TCM can and should be about, in part:

  • Discovering facts
  • Disseminating information with clarity
  • Speaking the truth
  • Asserting clear command
  • Simplifying cross-currents and contradictions
  • Recognizing and considering self-interest
  • Taking small, frequent steps
  • Seeking quick proofs of success (i.e., value)
  • Sustaining the effort.

Focusing on these values would be an enormous step forward. It is critical that the emphasis not be placed on tools and training – these are essential, but are the means, not the end. Currently, those clinical research sponsors who claim that they are serious about TCM have only the investments in these mechanics to show for it.

Instead, for any time of change, we have to ask:

  • What do we keep
  • What do we throw away
  • What do we add
  • What do we innovate.

It is said that when comparing humans to chimpanzees, 99% of the genome is the same. Quite a difference, that one percent! But the lesson is that change is essentially conservative (i.e., conserving), and therefore should be less scary and more embraced.

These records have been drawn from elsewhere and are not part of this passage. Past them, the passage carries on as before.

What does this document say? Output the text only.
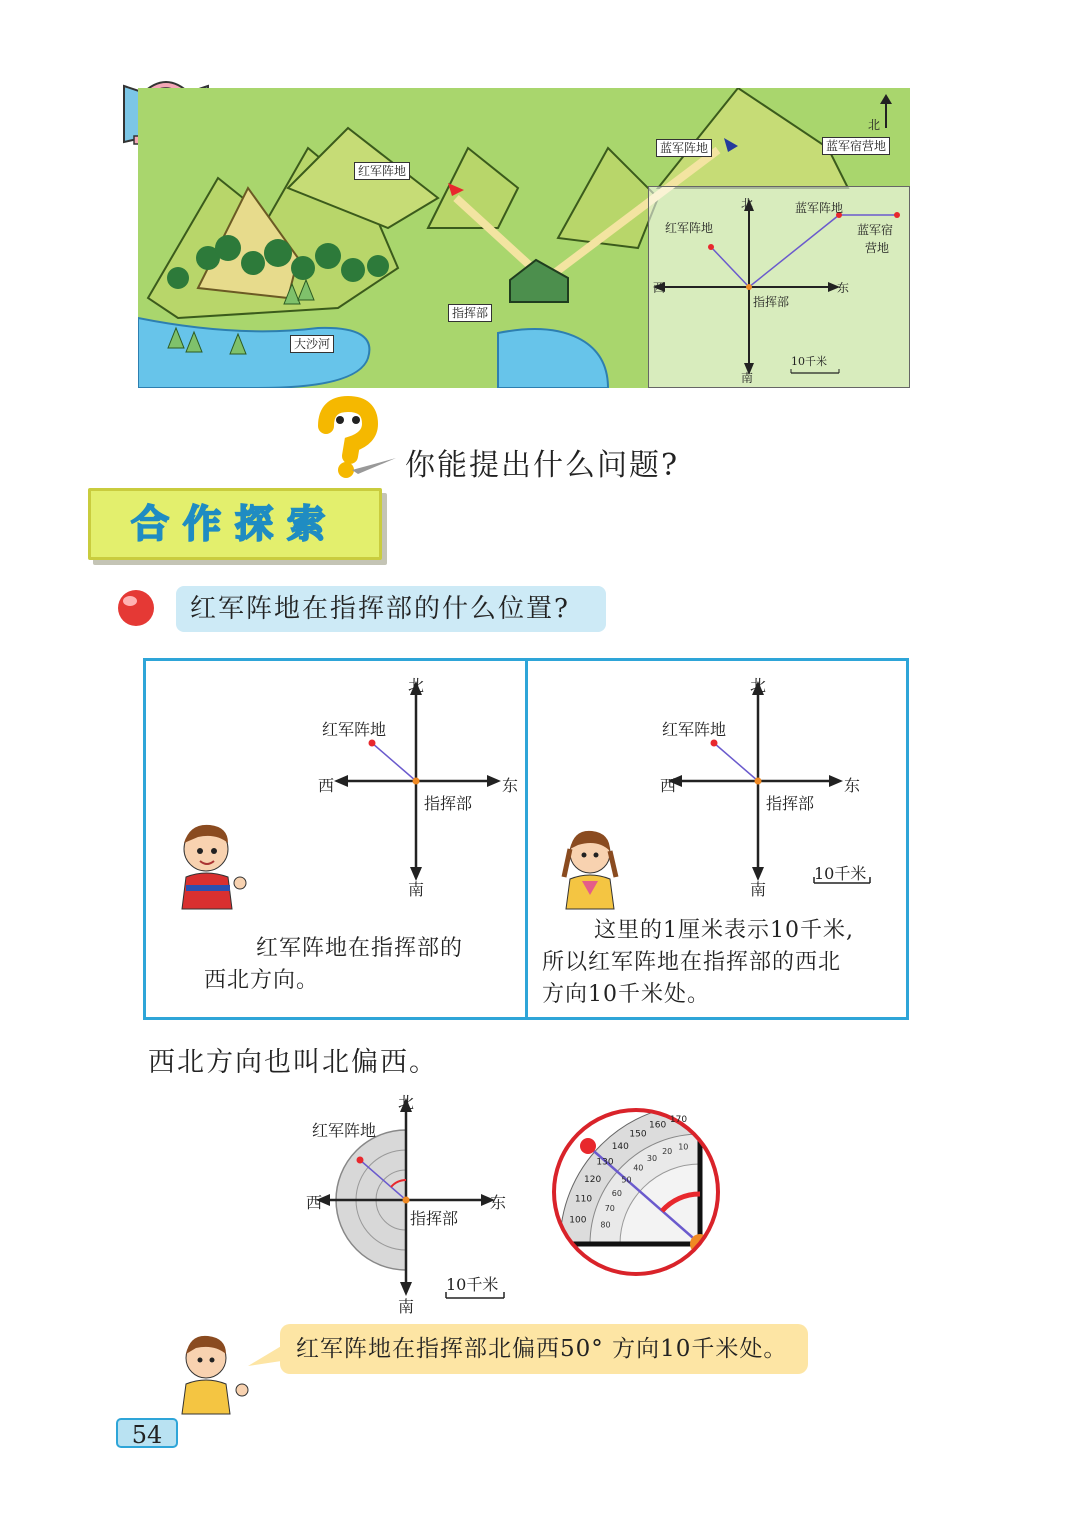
红军阵地
蓝军阵地	蓝军宿营地
指挥部
大沙河
北
北
南
东
西
红军阵地
蓝军阵地
蓝军宿
营地
指挥部
10千米
你能提出什么问题?
合作探索
红军阵地在指挥部的什么位置?
北
南
东
西
红军阵地
指挥部
红军阵地在指挥部的
西北方向。
北
南
东
西
红军阵地
指挥部
10千米
这里的1厘米表示10千米,
所以红军阵地在指挥部的西北
方向10千米处。
西北方向也叫北偏西。
北
南
东
西
红军阵地
指挥部
10千米
170
160
150
140
130
120
110
100
10
20
30
40
50
60
70
80
红军阵地在指挥部北偏西50° 方向10千米处。
54
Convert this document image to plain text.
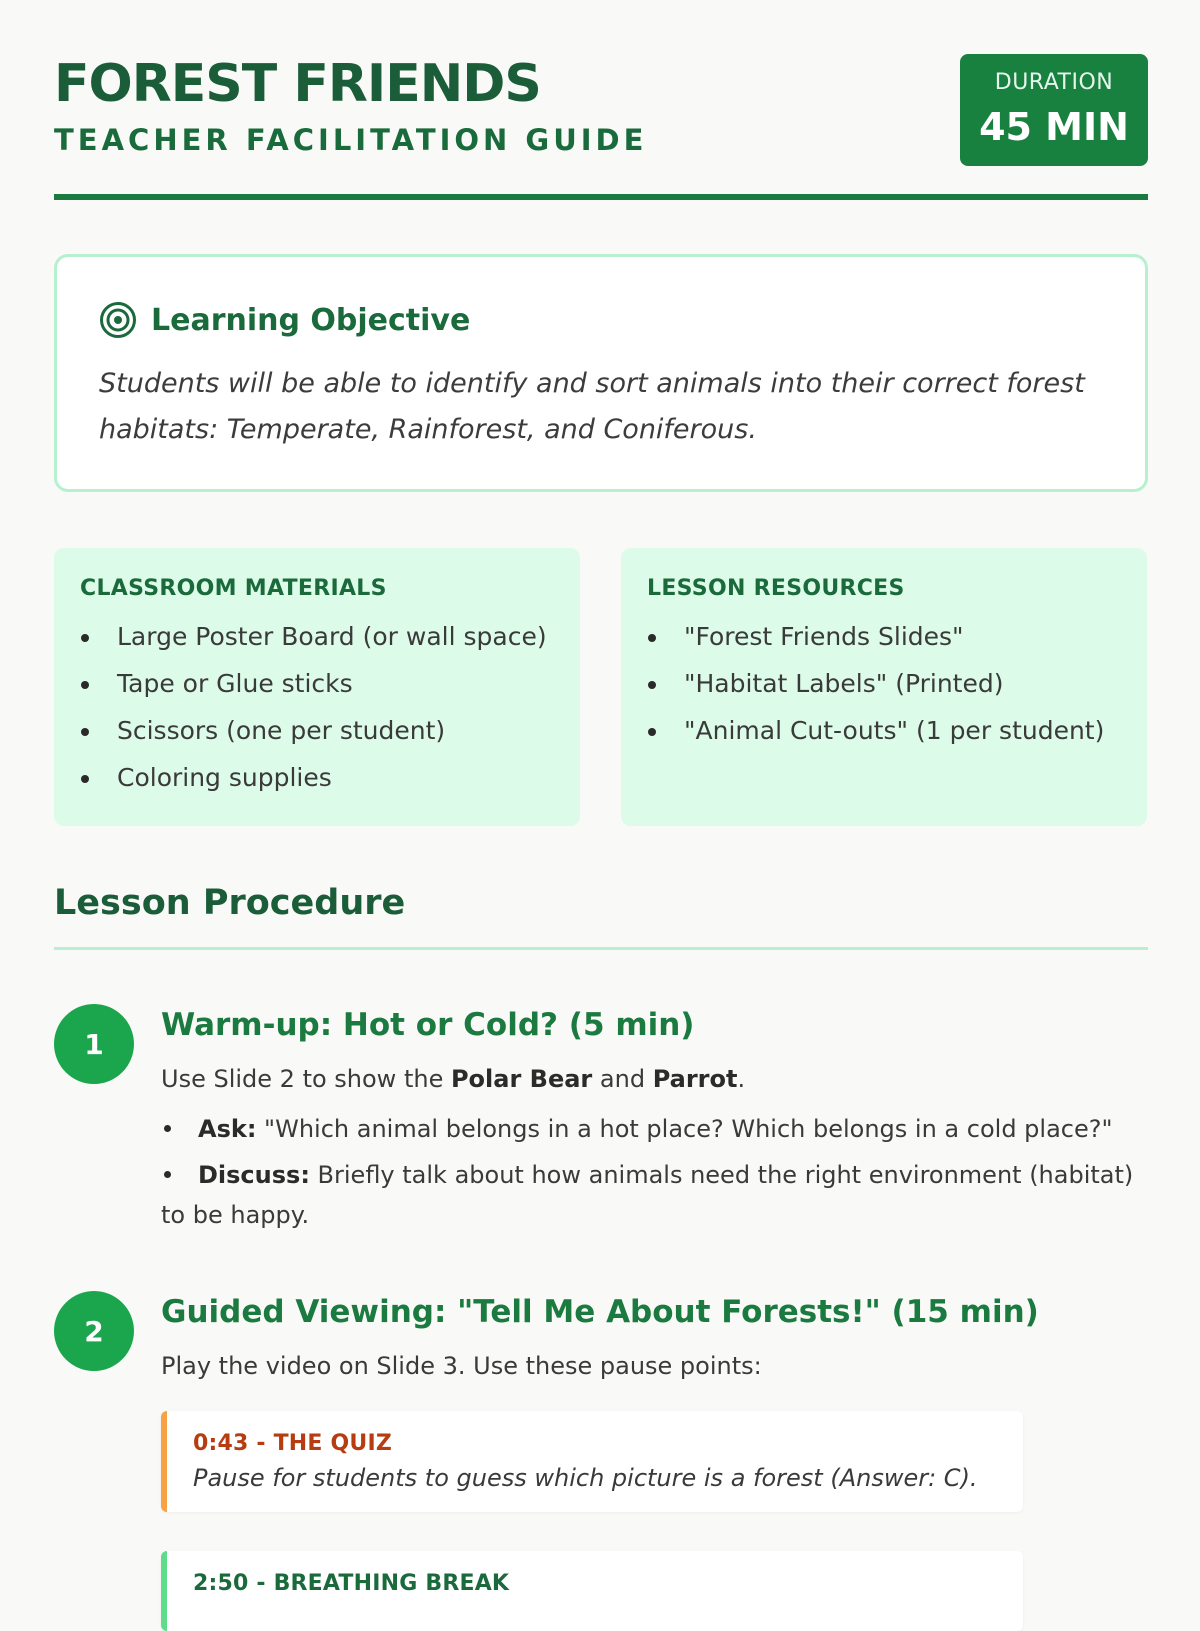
FOREST FRIENDS
TEACHER FACILITATION GUIDE
DURATION
45 MIN
Learning Objective

Students will be able to identify and sort animals into their correct forest habitats: Temperate, Rainforest, and Coniferous.

CLASSROOM MATERIALS
Large Poster Board (or wall space)
Tape or Glue sticks
Scissors (one per student)
Coloring supplies
LESSON RESOURCES
"Forest Friends Slides"
"Habitat Labels" (Printed)
"Animal Cut-outs" (1 per student)
Lesson Procedure
1
Warm-up: Hot or Cold? (5 min)

Use Slide 2 to show the Polar Bear and Parrot.

Ask: "Which animal belongs in a hot place? Which belongs in a cold place?"
Discuss: Briefly talk about how animals need the right environment (habitat) to be happy.
2
Guided Viewing: "Tell Me About Forests!" (15 min)

Play the video on Slide 3. Use these pause points:

0:43 - THE QUIZ

Pause for students to guess which picture is a forest (Answer: C).

2:50 - BREATHING BREAK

It may be useful to think of TCM in Stages familiar to a pharmaceutical enterprise: Discovery, Diagnosis, Therapy and Maintenance. Much as in drug development, TCM cannot be complete without all Stages being covered. It seems that we are always in a hurry when there is a problem, and we jump to the Therapy Stage, skipping all others. When we think we have no problems, why bother with any TCM at all? This is a bit like saying we do not have to do anything for our health until after the first heart attack. The best time to begin the Stages of TCM is now, regardless of your perceived state of health. And all of the Stages are necessary – you have to analyze what you have discovered rather than jump to assumed therapies; you have to maintain the therapy after the initial enthusiasm or fear energized you.

Whatever the right term is – TCM or otherwise – the old “change management” is not leading us to demonstrable solutions to real research operations problems. Rather than using change management as window dressing, we need to institutionalize it as a permanent and sincere effort to better use our resources for the important work we do.